The media are fascinated by new technologies, especially in health care. Furthermore, anything that smacks of an opportunity to reduce the costs of healthcare staff (regardless of any proved track record) immediately gains their attention. However, technology is all too often touted as a complete replacement for doctors, nurses, and other healthcare workers.

Contrary to promotional claims, technology is not always less expensive, or even more efficient, than having a job done by people. Technology has given us all those great voicemail phone trees that more often prevent us from resolving problems that would take only a couple of minutes if we could actually speak with a person in charge directly.

Robotic drug dispensing machines can be useful in reducing rates of medication errors in hospitals,1 but they entail an intricate system of complex electronics and hydraulics. They do not handle all drugs, they can be quite sensitive, and someone has to load and maintain them constantly. Furthermore, backup systems have to be available when breakdowns occur and extensive repairs are required.

Using technologies to improve the quality of information provided to doctors and other healthcare providers is one thing. Assuring that the information is reliable, up to date, and used correctly for an individual patient and particular circumstance is a separate issue. Interaction between pharmacists, nurses, and physicians regarding each patient's drug treatment provides a critical triad of safety for patients admitted to hospital. This is planned redundancy versus unnecessary duplication, and if one or more of these elements are taken out of the loop, patients are at increased risk of adverse drug events.

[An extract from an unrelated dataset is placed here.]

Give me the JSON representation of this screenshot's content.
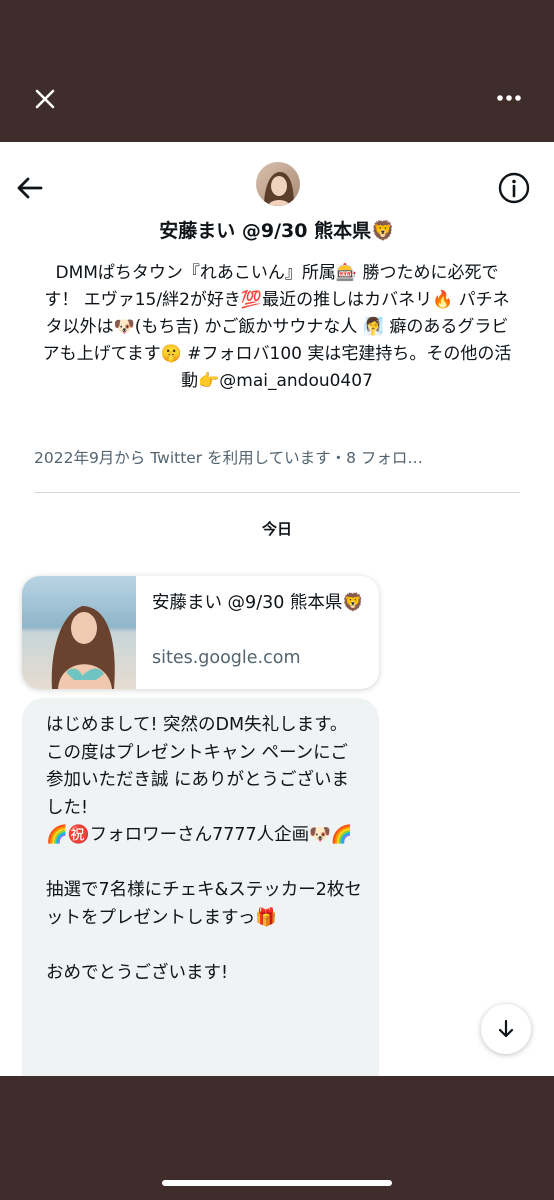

I have seen this work successfully over and over again throughout my 24 years in practice as a clinical pharmacist. Again, technology is helpful and can make some tasks more efficient, but it should not be seen as a complete replacement for critical interaction between pharmacists, nurses, and doctors.

Robert P Coffey, clinical pharmacy coordinator
Spectrum Health-East Campus, Grand Rapids, MI 49506, USA robert.coffey{at}spectrum-health.org



1. Bates DW. Using information technology to reduce rates of medication errors in hospitals. BMJ 2000; 320: 788-791[Free Full Text]. (18 March.)